Już po rozstrzygnięciu jury. Dziewczyny mają powody do zadowolenia. Od lewej: Karolina Rakowska, Snieżana Polihronova-Karnolsky II, szefowa festiwalu, Miłosz Weimann, Julia Dudek, zastępczyni szefowej festiwalu i Katarzyna Gęborek. archiwum prywatne
Trzy wokalistki Studia Piosenki przy Starachowickim Centrum Kultury: Julia Dudek, Karolina Rakowska i Katarzyna Gęborek mogą być z siebie dumne. Z Międzynarodowego Festiwalu Sztuk Magia Italiana przywiozły miejsca na podium.

- Dziewczyny występowały w tym roku w różnych kategoriach wiekowych, więc nie stanowiły konkurencji dla samych siebie - mówi instruktor Studia Piosenki Miłosz Weimann, który z wokalistkami, z którymi pracuje w Rimini był już trzeci raz. - Dziewczyny były bardzo dobrze przygotowane. Nie uznaję półśrodków, wszystko musi być dopięte na ostatni guzik - wokal, opanowanie tekstu, ruch sceniczny, strój. Tym razem dziewczyny niektóre piosenki śpiewały w obcych językach, co mogło być dodatkową trudnością, ale poszło im świetnie. Julka tak zaśpiewała po rosyjsku, że po jej występie Rosjanie chcieli z nią porozmawiać w swoim języku - chwali podopieczne Miłosz Weimann.

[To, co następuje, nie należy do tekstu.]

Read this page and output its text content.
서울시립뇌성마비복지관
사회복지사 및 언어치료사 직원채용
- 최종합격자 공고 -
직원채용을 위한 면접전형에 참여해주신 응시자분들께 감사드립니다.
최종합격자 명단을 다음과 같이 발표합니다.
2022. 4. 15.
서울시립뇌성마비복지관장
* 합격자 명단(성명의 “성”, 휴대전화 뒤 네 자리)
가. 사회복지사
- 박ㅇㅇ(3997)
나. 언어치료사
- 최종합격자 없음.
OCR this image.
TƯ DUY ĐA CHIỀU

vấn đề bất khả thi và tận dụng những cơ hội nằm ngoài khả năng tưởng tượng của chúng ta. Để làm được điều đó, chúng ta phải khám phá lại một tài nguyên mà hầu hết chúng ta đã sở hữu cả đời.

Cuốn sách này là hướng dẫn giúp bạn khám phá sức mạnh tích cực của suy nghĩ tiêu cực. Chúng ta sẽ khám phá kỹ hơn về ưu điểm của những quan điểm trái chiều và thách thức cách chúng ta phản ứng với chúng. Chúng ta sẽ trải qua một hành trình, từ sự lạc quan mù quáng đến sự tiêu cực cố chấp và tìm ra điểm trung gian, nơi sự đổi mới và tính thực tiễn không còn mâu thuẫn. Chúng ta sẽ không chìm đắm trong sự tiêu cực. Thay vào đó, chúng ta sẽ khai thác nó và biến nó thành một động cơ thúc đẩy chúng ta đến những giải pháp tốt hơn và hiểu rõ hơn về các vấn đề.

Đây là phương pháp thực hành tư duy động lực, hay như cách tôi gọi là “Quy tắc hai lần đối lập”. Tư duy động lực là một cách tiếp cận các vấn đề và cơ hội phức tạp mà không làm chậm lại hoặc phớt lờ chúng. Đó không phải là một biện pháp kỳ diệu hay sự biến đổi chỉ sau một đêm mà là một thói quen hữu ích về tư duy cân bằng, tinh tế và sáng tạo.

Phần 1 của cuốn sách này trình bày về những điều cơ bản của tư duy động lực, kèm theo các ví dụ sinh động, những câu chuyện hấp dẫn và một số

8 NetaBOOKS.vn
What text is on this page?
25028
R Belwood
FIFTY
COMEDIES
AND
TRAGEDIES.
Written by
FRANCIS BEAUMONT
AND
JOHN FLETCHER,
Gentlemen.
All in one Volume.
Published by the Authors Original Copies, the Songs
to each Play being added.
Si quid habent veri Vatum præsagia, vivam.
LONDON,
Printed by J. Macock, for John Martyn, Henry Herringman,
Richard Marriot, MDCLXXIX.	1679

Dla wokalistek najważniejsze były dwa dni prezentacji: pierwszy w parku rozrywki w Mirabilandii, drugi obok plaży w Rimini.

- Zwłaszcza w tym drugim miejscu frekwencja była bardzo duża. Ludzie przechodzili obok sceny, na której odbywały się występy, przystawali, słuchali, bili brawo. Dziewczyny szybko zaprzyjaźniły się z zespołem tanecznym z Żywca, dzięki czemu miały zapewniony gorący doping - podkreśla instruktor. - Były świetnie przygotowane. Strategię przemyśleliśmy jeszcze w Polsce na kilka tygodni przed festiwalem. Na przykład Julia w Mirabilandii, tam gdzie jest mnóstwo młodych ludzi, zaśpiewała po hiszpańsku piosenkę z serialu Violetta, a przy plaży w Rimini śpiewała po rosyjsku kołysankę. Do rodzaju utworu dobraliśmy też odpowiedni strój. Julia wystąpiła w długiej białej sukni, co podkreślało nastrój. Karolina zaśpiewała "Wymyśliłam ciebie" Andrzeja Zauchy w nowej aranżacji oraz piosenkę "Tuman", czyli mgła po rosyjsku. To był strzał w "dziesiątkę", bo w Rimini wypoczywa bardzo wielu Rosjan. Liczyliśmy na ich aplauz i nie zawiedliśmy się - podkreśla instruktor.

Do koncertu finałowego nie było wiadomo, kto zajął które miejsce, choć Julka i Karolina miały nadzieję, że dostaną punktowane miejsca, bo poproszono je o występ w koncercie galowym.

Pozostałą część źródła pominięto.